Most UE5 games are running poorly, the ones running ok are the ones not using Lumen and Nanite. Kingdom Come Deliverance 2 has global illumination without RT and looks pretty good and the performance is pretty good too. CryEngine's technique is called SVOGI (Sparse Voxel Octree Global Illumination). But overall, proprietary engines most of the time do a way better job then UE.
Might not be relevant, but depending on your video card, there is a setting you need to change to activate its full colour range, which I have found in the past isn't on by default. It makes everything look washed out.
This is good feedback and you made your point very succintly.... This dig really isn't needed and in my opinion distracts from the point you were making
It also depends on the display. I once enabled full color range support on my old Samsung, and instead of black darkness in some games(like Metro Exodus) I got the effect of a cheap TN panel(distorted grayness), even though the monitor was a VA. On my current Dell(IPS) it works without problems.

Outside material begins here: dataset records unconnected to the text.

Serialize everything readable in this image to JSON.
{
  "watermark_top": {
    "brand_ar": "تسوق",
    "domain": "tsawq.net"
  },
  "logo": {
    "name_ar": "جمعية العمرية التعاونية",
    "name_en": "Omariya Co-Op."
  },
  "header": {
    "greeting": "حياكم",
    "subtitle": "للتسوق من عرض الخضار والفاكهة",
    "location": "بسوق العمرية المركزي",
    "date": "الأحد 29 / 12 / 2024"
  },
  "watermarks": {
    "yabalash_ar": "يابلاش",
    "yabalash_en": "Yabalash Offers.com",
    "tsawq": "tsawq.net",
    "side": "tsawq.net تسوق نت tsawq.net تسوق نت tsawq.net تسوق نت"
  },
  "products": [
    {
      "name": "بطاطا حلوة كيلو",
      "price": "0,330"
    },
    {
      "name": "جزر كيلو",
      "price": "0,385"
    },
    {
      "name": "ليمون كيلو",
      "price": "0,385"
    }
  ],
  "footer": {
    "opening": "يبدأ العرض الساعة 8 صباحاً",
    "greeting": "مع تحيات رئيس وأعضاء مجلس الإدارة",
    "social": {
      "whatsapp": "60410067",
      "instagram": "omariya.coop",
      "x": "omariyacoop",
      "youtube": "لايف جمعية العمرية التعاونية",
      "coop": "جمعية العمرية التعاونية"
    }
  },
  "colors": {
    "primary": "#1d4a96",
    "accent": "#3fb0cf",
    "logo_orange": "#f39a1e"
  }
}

So I've taken a look at this. I looked at the training center using the downstairs TV, and looked at it on my upstairs monitor and it wasn't as saturated on my upstairs monitor. And then everything looked more desaturated, so I'm assuming it's my monitors. I've cheated by turning up the saturation...
TV's most of the time do all kind of processing to make the image more saturated, with bright colors splashing of the screen. To show of TV's in stores, there is even a special mode on TV's to make the screen even more bright and saturated. Personally I don't like those over saturated colors and to much brightness at all, but a lot of people seems to like it. So most likely, your monitor shows a more natural and correct picture.
The quality of your monitor absolutely plays a role in the gaming experience and the quality of the image being displayed. I used to have an IPS monitor and now I have an OLED gaming monitor, and it makes a huge difference in colour reproduction and the sharpness of the image. With my OLED monitor it really feels like next‑level gaming. Not just with TSW, but also with games like Tomb Raider or Mafia: The Old Country, which I’ve recently played it’s genuinely a joy to play them like this. Of course, there is a price tag attached to a monitor like that.